Patient experience. Improving our overall scores, the CMS score that came out. There’s a lot of focus on our part about how we move those scores up. Our reputation in the community, improving that reputation and continuing to work towards being seen as the top academic hospital in this region. Those things typically drive leadership conversations and then what IT systems can be put in place to support that.
We have implemented patient portals and other technology solutions that were a Meaningful Use requirement. How can we enhance that experience to differentiate us from other healthcare facilities in the area?
What’s most different from the typical hospital in being a major teaching hospital in Washington, DC?
The complexity of the patients that come in. The DC metroplex draws a lot of different types of people. We have to be sensitive to variety of the patients that come into the hospital, which I’m sure is true of other big urban areas like New York. The case mix is diverse and the healthcare needs in the District are high, even though there are several hospitals in a pretty small radius. Most of them tend to be at capacity, so there’s always more need for more services in the District that aren’t necessarily provided.
Do you feel the impact of federal government decisions more acutely being in DC?

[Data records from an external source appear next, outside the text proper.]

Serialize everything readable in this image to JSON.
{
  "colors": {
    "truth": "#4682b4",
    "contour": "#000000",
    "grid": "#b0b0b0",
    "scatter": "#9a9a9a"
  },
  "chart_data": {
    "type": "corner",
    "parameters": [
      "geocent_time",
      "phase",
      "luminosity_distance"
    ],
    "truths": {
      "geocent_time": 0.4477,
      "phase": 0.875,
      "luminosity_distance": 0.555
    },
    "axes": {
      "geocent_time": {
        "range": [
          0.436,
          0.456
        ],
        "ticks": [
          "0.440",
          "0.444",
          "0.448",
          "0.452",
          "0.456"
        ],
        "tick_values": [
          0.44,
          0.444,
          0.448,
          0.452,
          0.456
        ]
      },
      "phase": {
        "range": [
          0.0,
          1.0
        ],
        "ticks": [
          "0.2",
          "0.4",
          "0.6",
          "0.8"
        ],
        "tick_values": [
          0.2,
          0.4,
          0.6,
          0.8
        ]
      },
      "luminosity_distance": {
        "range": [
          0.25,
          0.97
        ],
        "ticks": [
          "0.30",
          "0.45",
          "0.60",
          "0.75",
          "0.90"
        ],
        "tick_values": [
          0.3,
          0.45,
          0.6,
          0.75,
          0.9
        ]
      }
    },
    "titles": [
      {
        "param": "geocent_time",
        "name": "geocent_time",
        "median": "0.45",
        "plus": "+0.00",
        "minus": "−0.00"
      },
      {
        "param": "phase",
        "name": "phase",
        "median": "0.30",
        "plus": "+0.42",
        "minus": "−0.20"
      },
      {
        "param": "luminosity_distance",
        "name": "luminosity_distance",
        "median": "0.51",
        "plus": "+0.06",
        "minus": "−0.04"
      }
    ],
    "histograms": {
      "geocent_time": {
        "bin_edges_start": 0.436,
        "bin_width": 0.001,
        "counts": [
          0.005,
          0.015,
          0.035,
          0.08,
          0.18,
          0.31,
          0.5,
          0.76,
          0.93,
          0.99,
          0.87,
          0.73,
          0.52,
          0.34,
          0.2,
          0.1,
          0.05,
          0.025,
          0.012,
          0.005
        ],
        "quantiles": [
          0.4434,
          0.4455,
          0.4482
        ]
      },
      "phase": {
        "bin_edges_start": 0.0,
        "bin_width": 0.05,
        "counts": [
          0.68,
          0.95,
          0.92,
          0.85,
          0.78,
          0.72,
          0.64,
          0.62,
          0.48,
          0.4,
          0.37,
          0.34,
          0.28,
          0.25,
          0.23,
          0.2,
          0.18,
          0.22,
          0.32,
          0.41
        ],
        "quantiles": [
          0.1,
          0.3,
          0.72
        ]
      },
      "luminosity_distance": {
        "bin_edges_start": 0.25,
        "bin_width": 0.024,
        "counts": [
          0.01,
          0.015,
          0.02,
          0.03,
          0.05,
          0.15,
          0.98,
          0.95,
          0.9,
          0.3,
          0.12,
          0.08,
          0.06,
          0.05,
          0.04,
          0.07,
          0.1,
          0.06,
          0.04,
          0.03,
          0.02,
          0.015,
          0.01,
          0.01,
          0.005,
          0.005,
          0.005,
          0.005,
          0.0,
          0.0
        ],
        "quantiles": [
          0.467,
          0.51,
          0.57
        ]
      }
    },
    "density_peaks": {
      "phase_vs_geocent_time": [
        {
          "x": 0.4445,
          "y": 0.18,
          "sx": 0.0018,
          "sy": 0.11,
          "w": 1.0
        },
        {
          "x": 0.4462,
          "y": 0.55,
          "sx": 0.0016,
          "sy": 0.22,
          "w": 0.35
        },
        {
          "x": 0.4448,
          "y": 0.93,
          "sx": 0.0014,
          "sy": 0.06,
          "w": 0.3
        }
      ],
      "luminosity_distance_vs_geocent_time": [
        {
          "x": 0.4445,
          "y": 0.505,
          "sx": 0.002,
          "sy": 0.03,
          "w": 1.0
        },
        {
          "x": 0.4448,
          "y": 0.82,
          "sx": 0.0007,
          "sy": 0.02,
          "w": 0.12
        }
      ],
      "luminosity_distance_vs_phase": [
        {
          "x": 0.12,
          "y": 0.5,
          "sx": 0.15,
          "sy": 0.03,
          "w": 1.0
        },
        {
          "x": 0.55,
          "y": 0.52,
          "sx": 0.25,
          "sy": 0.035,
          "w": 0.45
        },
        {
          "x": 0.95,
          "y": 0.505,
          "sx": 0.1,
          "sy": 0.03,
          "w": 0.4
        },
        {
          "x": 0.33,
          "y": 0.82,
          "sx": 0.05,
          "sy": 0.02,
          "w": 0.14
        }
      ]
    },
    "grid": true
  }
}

We have an opportunity to have some influence. For example, drug shortages are having significant impact on caring for certain patient populations. We have some government officials coming in this week to spend time with our physician leadership and walk around and talk to some of the nurses so they can better understand how these shortages are impacting care. I think that is a unique aspect of being here in the District.
Cyber security is obviously a huge topic in healthcare and has been for the last few years. We have some involvement with some of the agencies that come in and do some sessions with us to better understand our environment and to get feedback on potential regulatory changes and responses to cyber security. We’re physically located here and it’s easy for them to do that.